SARAH MAYHEW keeps her ear to the ground for a sound installation at Oxford’s Radcliffe Observatory.

You’D be forgiven for thinking you are hearing things this autumn in one of the most striking buildings in Oxford.

Towering over the rubble and remains of the Radcliffe Infirmary site on the Woodstock Road is the Radcliffe Observatory, built by James Wyatt, and part of Oxford University’s Green Templeton College.

As you walk through the gates of the college the magnificent 18th-century Grade I listed building draws you near and up through its starkly elegant interior to the observatory at the top.

For 161 years the building was stargazing central, a functional observatory that played a pivotal role in the historical development of astronomy. Green Templeton College specialises in disciplines that are directly concerned with the contemporary world and human welfare, making the connection between cutting edge research and the public understanding of science and society.

Equally as cutting edge, Green Templeton College and Modern Art Oxford have commissioned the British-born, Berlin-based artist Susan Philipsz to make a new sound installation that, with remarkable potency, engages with the other-worldly, unique and intriguing nature of this historical site.

Philipsz took her inspiration for the piece in part from the Italian inventor Guglielmo Marconi who was a pioneer of radio technology that was later used in radio telescopes.

Marconi suggested that sounds, once generated, never die; they fade but continue to reverberate as sound waves across the universe. This concept is echoed in the work, You Are Not Alone, and gained from the very immediate feeling of standing in a space with 360-degree views of the surrounding area, while being slightly disconnected from it, as one gazes through the ancient dappled glass down onto the silenced hubbub of everyday life below.

Using radio transmission as the audio source for her work, You Are Not Alone is literally tuned into the universe, making the Observatory echo with the ting tang, bing bong of Philipsz’s jingle-esque recorded radio interval signals and the gawps and gasps of the on-lookers invited to walk the steep steps to enjoy this intangible spectacle until December 3.

The sounds have been sourced from around the world and re-recorded on the resonating, aluminium chimes of vibraphones (similar to xylophones and used in jazz); they are those of catchy, loved, hated, unforgettable radio jingles.

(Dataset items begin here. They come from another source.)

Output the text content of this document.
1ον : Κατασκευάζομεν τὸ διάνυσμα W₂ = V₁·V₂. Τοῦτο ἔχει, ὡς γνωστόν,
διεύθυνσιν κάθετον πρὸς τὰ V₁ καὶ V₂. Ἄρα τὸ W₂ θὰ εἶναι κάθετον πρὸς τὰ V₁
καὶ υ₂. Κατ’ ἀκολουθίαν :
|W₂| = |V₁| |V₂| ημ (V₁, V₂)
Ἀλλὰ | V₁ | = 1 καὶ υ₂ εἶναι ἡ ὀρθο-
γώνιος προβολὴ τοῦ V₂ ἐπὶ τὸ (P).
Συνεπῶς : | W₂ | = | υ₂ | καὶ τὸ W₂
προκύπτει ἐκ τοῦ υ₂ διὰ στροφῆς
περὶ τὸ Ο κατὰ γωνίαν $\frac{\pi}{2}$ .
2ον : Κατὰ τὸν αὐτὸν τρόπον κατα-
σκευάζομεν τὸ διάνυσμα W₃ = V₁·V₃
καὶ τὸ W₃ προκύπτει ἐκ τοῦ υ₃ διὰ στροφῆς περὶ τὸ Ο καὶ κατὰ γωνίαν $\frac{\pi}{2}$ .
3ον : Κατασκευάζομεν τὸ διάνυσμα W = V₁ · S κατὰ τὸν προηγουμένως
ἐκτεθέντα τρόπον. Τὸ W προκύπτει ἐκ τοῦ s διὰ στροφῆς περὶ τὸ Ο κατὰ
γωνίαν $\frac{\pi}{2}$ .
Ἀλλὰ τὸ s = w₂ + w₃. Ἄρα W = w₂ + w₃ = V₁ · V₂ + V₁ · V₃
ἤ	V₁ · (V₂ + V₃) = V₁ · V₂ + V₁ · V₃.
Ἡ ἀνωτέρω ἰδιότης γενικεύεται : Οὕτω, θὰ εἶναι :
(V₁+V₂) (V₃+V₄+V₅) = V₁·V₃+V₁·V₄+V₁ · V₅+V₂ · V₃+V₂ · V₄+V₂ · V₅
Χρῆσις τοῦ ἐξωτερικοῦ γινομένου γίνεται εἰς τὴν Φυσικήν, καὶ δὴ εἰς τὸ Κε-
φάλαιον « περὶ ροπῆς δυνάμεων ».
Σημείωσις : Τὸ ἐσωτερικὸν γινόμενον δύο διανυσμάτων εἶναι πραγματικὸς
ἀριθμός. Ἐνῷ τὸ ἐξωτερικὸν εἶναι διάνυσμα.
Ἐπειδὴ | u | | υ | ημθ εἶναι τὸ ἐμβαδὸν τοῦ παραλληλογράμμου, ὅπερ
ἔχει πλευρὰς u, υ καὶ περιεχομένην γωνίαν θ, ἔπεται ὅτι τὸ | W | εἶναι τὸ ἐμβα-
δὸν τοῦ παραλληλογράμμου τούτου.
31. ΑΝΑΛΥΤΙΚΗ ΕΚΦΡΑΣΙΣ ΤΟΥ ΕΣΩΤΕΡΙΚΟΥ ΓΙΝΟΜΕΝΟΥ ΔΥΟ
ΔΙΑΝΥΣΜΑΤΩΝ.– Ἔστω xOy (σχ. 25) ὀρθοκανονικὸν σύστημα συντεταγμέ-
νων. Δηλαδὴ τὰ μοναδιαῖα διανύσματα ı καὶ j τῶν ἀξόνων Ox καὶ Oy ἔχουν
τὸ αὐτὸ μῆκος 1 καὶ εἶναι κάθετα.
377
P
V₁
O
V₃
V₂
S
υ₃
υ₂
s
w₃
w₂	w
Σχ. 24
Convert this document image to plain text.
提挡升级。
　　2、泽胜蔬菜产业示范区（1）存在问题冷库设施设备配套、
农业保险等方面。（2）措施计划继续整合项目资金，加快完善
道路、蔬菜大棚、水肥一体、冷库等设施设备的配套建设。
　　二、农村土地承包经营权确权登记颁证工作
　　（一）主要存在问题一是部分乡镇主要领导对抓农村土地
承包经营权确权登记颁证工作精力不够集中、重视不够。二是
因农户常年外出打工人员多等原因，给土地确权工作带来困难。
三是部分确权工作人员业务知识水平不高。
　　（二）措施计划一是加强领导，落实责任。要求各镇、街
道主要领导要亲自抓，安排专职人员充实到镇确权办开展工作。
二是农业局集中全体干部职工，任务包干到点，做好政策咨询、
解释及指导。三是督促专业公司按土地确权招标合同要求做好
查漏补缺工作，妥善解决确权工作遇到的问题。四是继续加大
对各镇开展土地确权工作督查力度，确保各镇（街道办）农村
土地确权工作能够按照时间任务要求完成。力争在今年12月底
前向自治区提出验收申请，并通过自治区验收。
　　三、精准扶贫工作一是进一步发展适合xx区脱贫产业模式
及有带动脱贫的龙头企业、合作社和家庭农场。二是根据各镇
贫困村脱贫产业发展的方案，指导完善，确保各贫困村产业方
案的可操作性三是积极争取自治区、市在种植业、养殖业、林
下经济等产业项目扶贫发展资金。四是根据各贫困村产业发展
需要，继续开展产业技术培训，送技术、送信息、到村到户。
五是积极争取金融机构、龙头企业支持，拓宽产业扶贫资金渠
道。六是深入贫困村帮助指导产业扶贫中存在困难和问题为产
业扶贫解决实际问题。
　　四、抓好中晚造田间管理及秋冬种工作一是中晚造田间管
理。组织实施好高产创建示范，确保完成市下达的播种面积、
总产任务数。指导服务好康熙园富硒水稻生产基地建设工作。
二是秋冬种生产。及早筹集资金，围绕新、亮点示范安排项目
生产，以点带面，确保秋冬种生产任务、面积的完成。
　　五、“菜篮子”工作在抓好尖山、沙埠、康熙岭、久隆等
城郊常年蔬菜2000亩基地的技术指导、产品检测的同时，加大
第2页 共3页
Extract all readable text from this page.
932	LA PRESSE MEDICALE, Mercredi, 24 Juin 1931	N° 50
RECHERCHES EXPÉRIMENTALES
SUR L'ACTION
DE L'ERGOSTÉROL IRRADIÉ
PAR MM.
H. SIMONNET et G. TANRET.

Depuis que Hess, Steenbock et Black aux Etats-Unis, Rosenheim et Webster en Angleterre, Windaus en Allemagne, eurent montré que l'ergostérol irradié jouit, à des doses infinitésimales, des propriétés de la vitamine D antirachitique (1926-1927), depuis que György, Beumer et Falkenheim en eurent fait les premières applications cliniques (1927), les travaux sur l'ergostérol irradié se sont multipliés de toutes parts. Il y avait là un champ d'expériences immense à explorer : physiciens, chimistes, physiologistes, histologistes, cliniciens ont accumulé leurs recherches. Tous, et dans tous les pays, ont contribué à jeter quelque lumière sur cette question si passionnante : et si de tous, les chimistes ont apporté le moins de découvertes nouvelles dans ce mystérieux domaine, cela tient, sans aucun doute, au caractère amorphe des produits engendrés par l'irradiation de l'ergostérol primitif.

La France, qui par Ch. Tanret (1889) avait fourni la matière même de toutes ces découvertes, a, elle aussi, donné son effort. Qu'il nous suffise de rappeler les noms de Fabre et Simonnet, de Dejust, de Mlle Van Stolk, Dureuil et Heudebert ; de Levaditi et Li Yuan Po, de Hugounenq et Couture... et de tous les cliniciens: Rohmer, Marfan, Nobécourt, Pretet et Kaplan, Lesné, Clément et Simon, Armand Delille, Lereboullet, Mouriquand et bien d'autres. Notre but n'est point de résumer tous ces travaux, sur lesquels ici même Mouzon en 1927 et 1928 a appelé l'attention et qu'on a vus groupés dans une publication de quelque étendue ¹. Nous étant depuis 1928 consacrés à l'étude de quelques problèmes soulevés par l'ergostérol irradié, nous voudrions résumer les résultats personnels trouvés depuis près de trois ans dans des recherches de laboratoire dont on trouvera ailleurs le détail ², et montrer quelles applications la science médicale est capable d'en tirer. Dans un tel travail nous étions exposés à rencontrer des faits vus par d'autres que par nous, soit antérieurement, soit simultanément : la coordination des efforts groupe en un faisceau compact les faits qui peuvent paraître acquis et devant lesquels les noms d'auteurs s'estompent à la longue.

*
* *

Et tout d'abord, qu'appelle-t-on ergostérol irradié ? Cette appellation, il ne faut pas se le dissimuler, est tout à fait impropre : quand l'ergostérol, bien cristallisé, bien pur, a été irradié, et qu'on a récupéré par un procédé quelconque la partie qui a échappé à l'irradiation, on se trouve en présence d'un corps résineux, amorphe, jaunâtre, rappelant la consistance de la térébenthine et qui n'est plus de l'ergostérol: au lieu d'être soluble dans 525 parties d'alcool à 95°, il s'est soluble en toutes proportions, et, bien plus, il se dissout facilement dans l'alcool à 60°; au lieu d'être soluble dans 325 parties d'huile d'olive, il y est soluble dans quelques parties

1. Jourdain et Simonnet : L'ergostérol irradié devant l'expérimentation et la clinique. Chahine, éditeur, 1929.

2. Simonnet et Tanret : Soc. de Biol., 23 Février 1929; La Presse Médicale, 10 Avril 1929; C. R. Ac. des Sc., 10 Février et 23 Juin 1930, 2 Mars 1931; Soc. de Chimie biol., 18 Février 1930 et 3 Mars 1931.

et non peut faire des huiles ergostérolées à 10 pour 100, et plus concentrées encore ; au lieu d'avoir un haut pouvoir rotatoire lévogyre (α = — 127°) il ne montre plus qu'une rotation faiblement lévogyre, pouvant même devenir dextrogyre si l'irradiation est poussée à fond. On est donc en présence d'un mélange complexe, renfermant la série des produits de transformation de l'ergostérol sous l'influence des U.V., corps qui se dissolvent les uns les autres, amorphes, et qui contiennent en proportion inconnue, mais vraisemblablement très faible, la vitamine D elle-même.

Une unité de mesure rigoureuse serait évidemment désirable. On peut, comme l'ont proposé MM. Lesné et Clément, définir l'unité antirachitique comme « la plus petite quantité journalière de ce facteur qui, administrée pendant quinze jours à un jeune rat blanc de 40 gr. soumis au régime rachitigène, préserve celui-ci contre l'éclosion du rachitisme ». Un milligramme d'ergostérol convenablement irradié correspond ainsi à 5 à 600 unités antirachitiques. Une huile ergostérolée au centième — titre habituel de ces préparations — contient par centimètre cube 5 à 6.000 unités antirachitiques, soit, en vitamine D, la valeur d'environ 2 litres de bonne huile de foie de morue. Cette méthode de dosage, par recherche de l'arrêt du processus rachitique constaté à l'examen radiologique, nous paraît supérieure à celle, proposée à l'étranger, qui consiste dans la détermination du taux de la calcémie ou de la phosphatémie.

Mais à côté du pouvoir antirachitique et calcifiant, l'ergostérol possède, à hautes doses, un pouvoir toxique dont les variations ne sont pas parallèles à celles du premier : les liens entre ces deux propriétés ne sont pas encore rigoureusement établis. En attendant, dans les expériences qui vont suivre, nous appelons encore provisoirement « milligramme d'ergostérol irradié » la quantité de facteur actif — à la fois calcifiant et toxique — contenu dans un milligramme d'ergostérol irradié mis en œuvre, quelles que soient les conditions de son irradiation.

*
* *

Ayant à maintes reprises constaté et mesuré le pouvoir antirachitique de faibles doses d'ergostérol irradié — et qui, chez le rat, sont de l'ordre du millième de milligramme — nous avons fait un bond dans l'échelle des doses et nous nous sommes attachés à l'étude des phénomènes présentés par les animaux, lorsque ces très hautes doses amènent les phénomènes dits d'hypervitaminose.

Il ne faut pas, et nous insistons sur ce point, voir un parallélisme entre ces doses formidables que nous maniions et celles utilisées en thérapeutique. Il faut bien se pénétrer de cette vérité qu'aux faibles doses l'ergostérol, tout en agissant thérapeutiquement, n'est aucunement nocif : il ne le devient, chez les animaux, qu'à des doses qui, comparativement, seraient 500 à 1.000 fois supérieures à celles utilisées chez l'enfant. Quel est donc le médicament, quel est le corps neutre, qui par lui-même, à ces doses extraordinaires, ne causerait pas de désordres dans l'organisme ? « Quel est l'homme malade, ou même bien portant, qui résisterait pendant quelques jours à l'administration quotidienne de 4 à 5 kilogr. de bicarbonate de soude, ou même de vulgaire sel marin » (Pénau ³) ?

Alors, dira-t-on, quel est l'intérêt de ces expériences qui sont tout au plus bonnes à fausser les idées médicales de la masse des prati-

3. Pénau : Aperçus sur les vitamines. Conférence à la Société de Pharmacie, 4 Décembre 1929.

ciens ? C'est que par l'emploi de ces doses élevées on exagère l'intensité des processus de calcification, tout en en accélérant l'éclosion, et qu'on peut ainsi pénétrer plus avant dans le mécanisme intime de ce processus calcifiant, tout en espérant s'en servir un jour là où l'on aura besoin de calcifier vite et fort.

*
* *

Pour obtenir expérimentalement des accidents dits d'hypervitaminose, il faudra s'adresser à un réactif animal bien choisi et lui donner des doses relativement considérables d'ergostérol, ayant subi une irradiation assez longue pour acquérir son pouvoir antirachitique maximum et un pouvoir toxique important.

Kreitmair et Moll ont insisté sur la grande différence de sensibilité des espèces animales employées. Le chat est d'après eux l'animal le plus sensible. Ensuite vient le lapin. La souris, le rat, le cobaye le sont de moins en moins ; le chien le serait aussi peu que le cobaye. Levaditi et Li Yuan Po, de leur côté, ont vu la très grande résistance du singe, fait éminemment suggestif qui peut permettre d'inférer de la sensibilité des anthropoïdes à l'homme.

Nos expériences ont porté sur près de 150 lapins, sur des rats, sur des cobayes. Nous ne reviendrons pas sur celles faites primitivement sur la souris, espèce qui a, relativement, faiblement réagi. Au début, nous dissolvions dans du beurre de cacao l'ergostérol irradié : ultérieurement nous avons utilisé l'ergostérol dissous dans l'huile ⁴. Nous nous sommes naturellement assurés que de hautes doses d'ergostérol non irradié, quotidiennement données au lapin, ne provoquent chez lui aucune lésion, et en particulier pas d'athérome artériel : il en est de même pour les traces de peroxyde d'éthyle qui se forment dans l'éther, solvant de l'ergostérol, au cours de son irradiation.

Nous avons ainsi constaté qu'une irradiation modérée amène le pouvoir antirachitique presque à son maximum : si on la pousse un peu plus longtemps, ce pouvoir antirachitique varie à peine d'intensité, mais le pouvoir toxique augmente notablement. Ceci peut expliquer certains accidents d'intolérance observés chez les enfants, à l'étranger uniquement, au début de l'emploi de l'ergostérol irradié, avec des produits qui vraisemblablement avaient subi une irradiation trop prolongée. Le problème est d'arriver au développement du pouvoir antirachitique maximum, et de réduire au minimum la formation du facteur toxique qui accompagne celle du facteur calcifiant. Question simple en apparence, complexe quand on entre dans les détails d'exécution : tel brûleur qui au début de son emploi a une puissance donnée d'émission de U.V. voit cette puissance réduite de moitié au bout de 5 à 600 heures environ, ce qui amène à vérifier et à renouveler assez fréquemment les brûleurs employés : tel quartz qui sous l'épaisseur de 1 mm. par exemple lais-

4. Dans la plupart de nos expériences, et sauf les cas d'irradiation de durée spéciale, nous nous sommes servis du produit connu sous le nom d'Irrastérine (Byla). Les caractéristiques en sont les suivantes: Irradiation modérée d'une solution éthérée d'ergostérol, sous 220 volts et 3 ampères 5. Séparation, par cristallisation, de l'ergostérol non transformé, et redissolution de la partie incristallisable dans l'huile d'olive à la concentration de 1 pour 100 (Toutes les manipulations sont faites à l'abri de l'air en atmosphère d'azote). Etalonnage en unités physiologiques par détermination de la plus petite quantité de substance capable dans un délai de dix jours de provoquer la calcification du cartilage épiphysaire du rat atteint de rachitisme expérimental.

Jingles were originally developed in the 1920s as musical signatures to identify particular radio stations; however, with the advent of digital technology and digital radio, their use has now declined though not completely vanished.

The source of the tingly musical sensations are four recordings broadcast on a loop from separate FM transmitters on the rooftop of Modern Art Oxford on Pembroke Street to receivers, across town, on the Observatory.

The receivers pick up the transmissions and relay them to visitors through four speakers on the inside of the Observatory building, in doing so sculpting time and space through the journey of sound across the city of Oxford.

Stood in the Observatory, searching in space, visitors experience sound given a distant, ethereal and haunting quality by the vibraphone.

Interestingly, the Radcliffe Observatory was modelled on the Tower of the Winds, a 1st century BC marble clock tower in Athens.

The Tower of the Winds, also called horologion (timepiece), stood high, reaching up to the Gods.

Despite the physically elevated position of You Are Not Alone, the soundscape is slightly mystifying, and on a blustery November afternoon, there was a distinct sense of vulnerability and exposure to life’s elements that I felt very much attuned with.

An installation well worth both the climb, and the time.

You Are Not Alone is at The Radcliffe Observatory, Green Templeton College, Woodstock Road, Oxford. Exhibition continues until December 3. It is open Tuesday-Sunday, 2–5pm.